Article initialement publié dans le TRAX n°211 en mai 2018.
Depuis la sortie en 2013 de l’électrisant Immunity, Jon Hopkins s’était fait particulièrement discret. Le revoilà cinq ans plus tard avec Singularity, l’album sans doute le plus mûr de sa carrière. La recette de ce méticuleux opus ? La sérénité des heures dès que l’on a cessé de les compter, des séances de méditation quotidiennes et quelques trips sous champignons.
Lorsqu’ils rencontrent le succès public et critique, deux voies s’offrent généralement aux artistes : multiplier les projets dans la foulée et battre le fer tant qu’il est chaud, ou bien suspendre le pas, chercher patiemment la prochaine étape. L’ancien acolyte de Brian Eno a évidemment emprunté la seconde. « Durant deux ans et demi, j’ai travaillé exclusivement sur cet album. » Un habitué des collaborations (on se souvient de ses tournées avec Imogen Heap et Coldplay) et compositeur reconnu de musiques de films, Jon Hopkins s’est, pour la première fois, entièrement focalisé sur son travail solo. Surprenant, donc, d’entendre dans les premiers morceaux des sonorités familières, très proches en somme de celles d’Immunity. Sans hâte, elles vont se diluer et s’évaporer.
Quand la marée se retire, et avec elle les stabs tordus et bourdonnants typiques du son d’Hopkins, Singularity révèle des plages spacieuses, où planent des chants éthérés, modelées par les nappes et les arpèges naufragés. À chacun d’apprécier alors le chemin parcouru. Singularity a pris doucement forme au fil des jours. Un galet sculpté par le souffle plutôt que par le burin. Durant ce processus, le moral du producteur s’est avéré sa seule boussole. « Lors des premiers mois, je n’avais aucune idée de comment j’arriverais à terminer cet album. Il a fini par prendre forme, mais j’ai dû apprendre à être patient. Tant qu’il restait dans un morceau quelque chose qui me rend heureux, je continuais à bosser dessus. » Ou lorsque l’intention se mue en attention. À la mélancolie encaissée, boule de nerf qui cogne dans Immunity, succède ainsi un album apaisé et plus « ouvert ». Moins facile à suivre, aussi.
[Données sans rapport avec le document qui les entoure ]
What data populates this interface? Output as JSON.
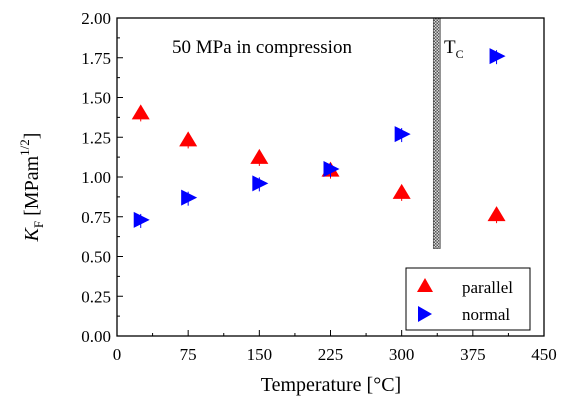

Passé les minutes atones de Feel First Life, l’ouïe se retrouve disloquée entre les pistes de C O S M. « Je me rends compte que les structures de mes morceaux sont plus libres. Mon écriture est moins conditionnée » – le résultat d’années de pratique quotidienne de la méditation transcendantale. Empreint d’un certain mysticisme, Singularity transpose ce récit de dissolution en une fable cyclique. « Il commence par le chaos, l’agression, et se consume en une heure pour finalement se purifier et revenir à son point de départ, mais par le chemin opposé. » Dans ce samsara sonore, la nature immaculée et irrationnelle reprend ses droits sur le désir angulaire des villes. Les synthétiseurs abrasifs laissent place à des morceaux aux kicks feutrés ou absents, à la lisière de l’ambient.
« En vérité, la civilisation n’est qu’une clairière dans la forêt. Plusieurs choses m’ont fait prendre conscience de cela, notamment les champignons psilocybes. L’on expérimente un grand émerveillement pour la nature dans cet état, et j’ai voulu retranscrire une partie de cela en musique. » Bien sûr, il serait erroné de réduire l’album à une sorte d’épiphanie psychédélique. Sur le dernier morceau Recovery, intime ballade acoustique, Hopkins joue d’un piano qu’il possède depuis 1989, celui qui l’a vu grandir. « Il est sur tous mes disques. On l’entend peu sur Singularity, mais il était essentiel qu’il soit présent. » Une douce nostalgie qui tranche avec l’emphase des fugues de milieu d’album. Au pied des grandes visions demeure le nœud confidentiel de l’artiste, un point d’ancrage au départ de ses ascensions cosmiques, pour ne pas tout céder à l’infini. Singularité, donc.